69 Genes of Autism Spectrum Disorder Identified!
A UCLA-led research group has identified the set of genes, including 16 new genes, that enhances the risk of autism. The findings of the research team were based on the studies conducted among the families with at least two children with an autism spectrum disorder. The findings of the study are published in the journal Cell.
Scientists from UCLA, Stanford University and three other organizations with the help of whole-genome sequencing mapped the DNA of 2,300 people from nearly 500 families. Scientists found 69 sets of genes that increased the risk for autism spectrum disorder or ASD; Out of these 69 genes, 16 genes were not previously suspected to be associated with a risk for ASD.
Scientists also identified hundreds of genes they suspect may increase the risk of autism based upon their proximity to those genes that were previously determined to carry an increased risk. This research revealed new biological pathways that had not previously been identified in the researches related to autism.
The study’s co-lead author Elizabeth Ruzzo, a UCLA postdoctoral scholar, revealed that the research findings of the study also highlight the importance of learning how genetic variations or mutations i.e, the differences that make each person’s genome unique, are passed from parents to children affected with autism. Laura Pérez-Cano, the Former UCLA postdoctoral scholar, is the study’s other co-lead author.
Ruzzo has also mentioned that when they compared parents of autistic children to that of the individuals without autism, researchers observed that the parents of children with Autism Spectrum Disorder carry rarer and highly damaging gene variants. These gene variants are frequently passed from the parents to the ASD affected children but not to the unaffected children which helps to identify that these gene variants are significantly increasing the risk of Autism Spectrum Disorder.
Out of the children considered for this research 960 had autism and 217 without autism. This helped researchers team to analyze the genetic differences between children with and without autism across different families.
Dr. Daniel Geschwind, a senior author of the study and the Gordon and Virginia MacDonald Distinguished Professor of Human Genetics, Neurology, and Psychiatry at the David Geffen School of Medicine at UCLA stated that the studies conducted on families with multiple children affected with autism has helped the scientists to detect inherited mutations in Autism Spectrum Disorder.
Geschwind, one of the director of the UCLA Center for Autism Research and Treatment and Director of the Institute of Precision Health at UCLA, said that the studies conducted by the UCLA-led research team show a substantial difference between the types of mutations that occur in different types of families that have more than one Autism Spectrum Disorder affected child versus those having only one child with Autism.
Dennis Wall, the study’s co-senior author, a Stanford University School of Medicine associate professor of pediatrics and of biomedical data science, said that the UCLA-led researchers identified newly determined 16 genes to be associated with an increased risk for autism which forms a network with the previously identified set of genes that are associated with the risk of Autism Spectrum Disorder. The way these genes interact with each other heightens the risk further. These genes associate with each other more tightly than the researcher’s expectation.
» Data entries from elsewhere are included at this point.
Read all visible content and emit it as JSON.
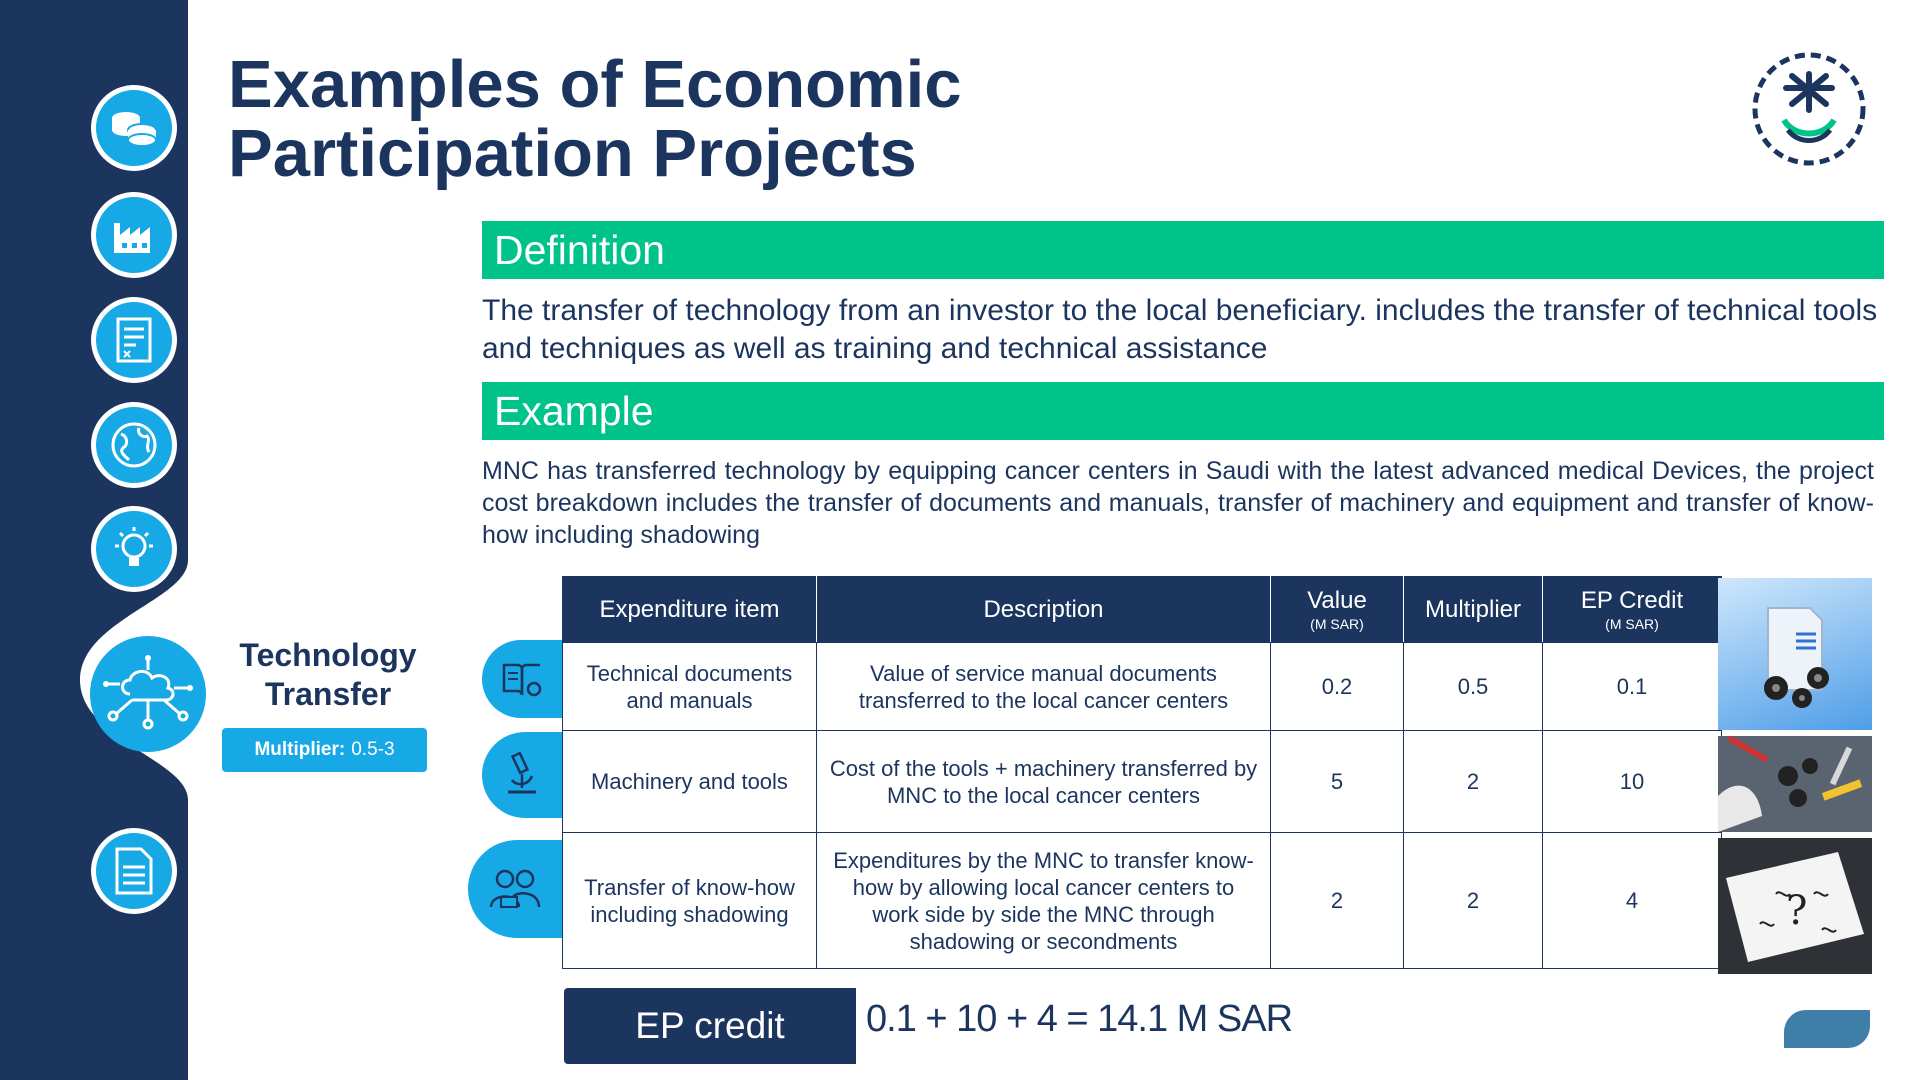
{
  "title": "Examples of Economic Participation Projects",
  "sidebar": {
    "icons": [
      "coins-icon",
      "factory-icon",
      "document-icon",
      "globe-icon",
      "lightbulb-icon",
      "cloud-network-icon",
      "report-icon"
    ],
    "active": "Technology Transfer"
  },
  "topic": {
    "title": "Technology Transfer",
    "multiplier_label": "Multiplier:",
    "multiplier_value": "0.5-3"
  },
  "definition": {
    "heading": "Definition",
    "text": "The transfer of technology from an investor to the local beneficiary. includes the transfer of technical tools and techniques as well as training and technical assistance"
  },
  "example": {
    "heading": "Example",
    "text": "MNC has transferred technology by equipping cancer centers in Saudi with the latest advanced medical Devices, the project cost breakdown includes the transfer of documents and manuals, transfer of machinery and equipment and transfer of know-how including shadowing"
  },
  "table": {
    "headers": {
      "item": "Expenditure item",
      "description": "Description",
      "value": "Value",
      "value_unit": "(M SAR)",
      "multiplier": "Multiplier",
      "credit": "EP Credit",
      "credit_unit": "(M SAR)"
    },
    "rows": [
      {
        "item": "Technical documents and manuals",
        "description": "Value of service manual documents transferred to the local cancer centers",
        "value": "0.2",
        "multiplier": "0.5",
        "credit": "0.1",
        "icon": "book-gear-icon"
      },
      {
        "item": "Machinery and tools",
        "description": "Cost of the tools + machinery transferred by MNC to the local cancer centers",
        "value": "5",
        "multiplier": "2",
        "credit": "10",
        "icon": "microscope-icon"
      },
      {
        "item": "Transfer of know-how including shadowing",
        "description": "Expenditures by the MNC to transfer know-how by allowing local cancer centers to work side by side the MNC through shadowing or secondments",
        "value": "2",
        "multiplier": "2",
        "credit": "4",
        "icon": "people-icon"
      }
    ]
  },
  "ep_credit": {
    "label": "EP credit",
    "equation": "0.1 + 10 + 4 = 14.1 M SAR"
  },
  "colors": {
    "navy": "#1c355e",
    "green": "#00c389",
    "blue": "#16a9e6"
  }
}
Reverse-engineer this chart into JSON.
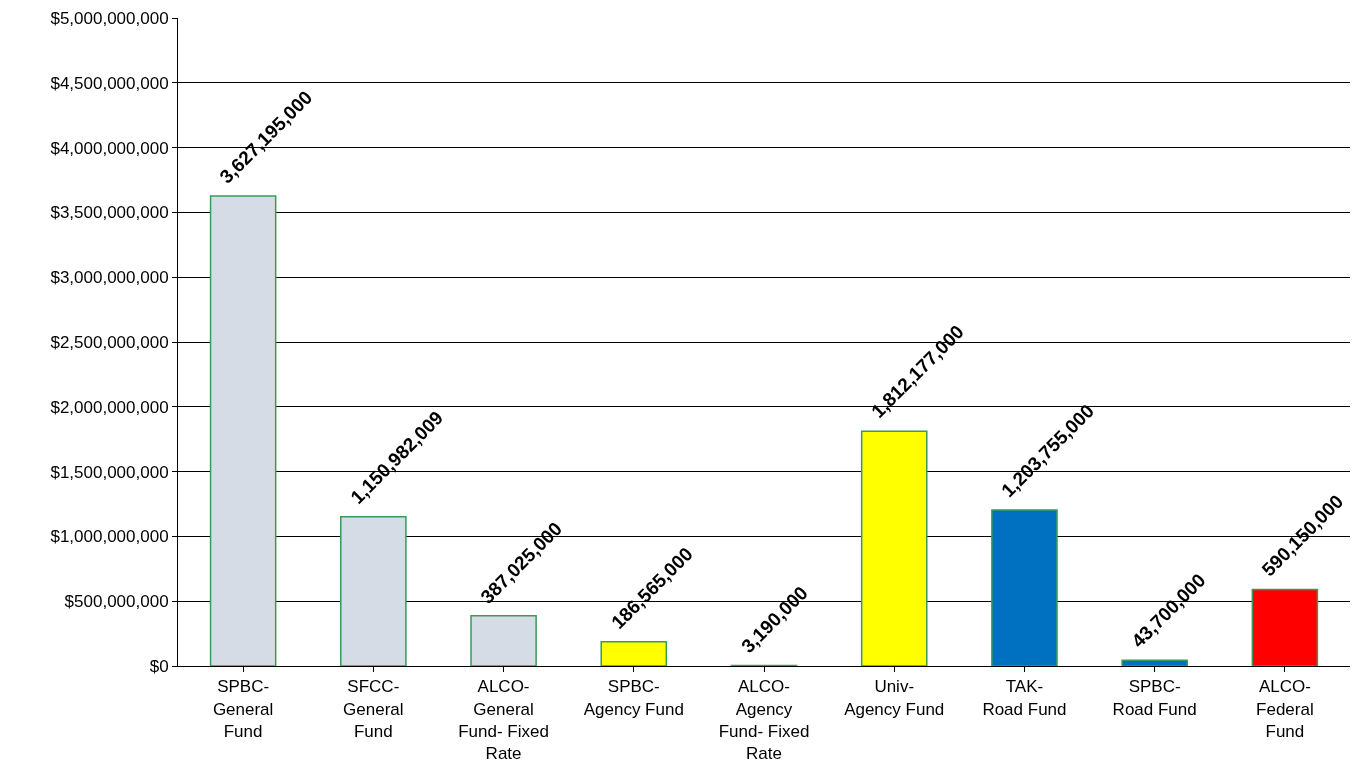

These gene interactions appear to be an important link to autism spectrum disorder, Dennis added.
The nearly 600 genes scientists presume to carry an enhanced risk of autism spectrum disorder were determined through “guilt by association” which means via their interactions with various other genes that already had been identified to carry an increased autism risk, said Ruzzo. Although not all of those genes will be found to enhance the risk for autism, the analysis of the study indicated that future research studies will provide support for most of these genetics.
The families in the study are part of the Autism Genetic Resource Exchange, or AGRE, which was created nearly twenty years back by researchers and the National Institutes of Health in partnership with Cure Autism Now, which is now a program of Autism Speaks.
Autism is a spectrum of neurological disorders characterized by difficulties with communication and also social interaction. Geschwind has actually been working to identify the genetic causes and biological mechanism of the Autism spectrum disorder for more than a decade, and in the late 1990s, he led the growth of the AGRE resource used in the new study. In 2018, he and his colleagues at UCLA got their 2nd five-year give from the National Institutes of Health to further expand research on autism by studying the genetic root causes of autism in African American families.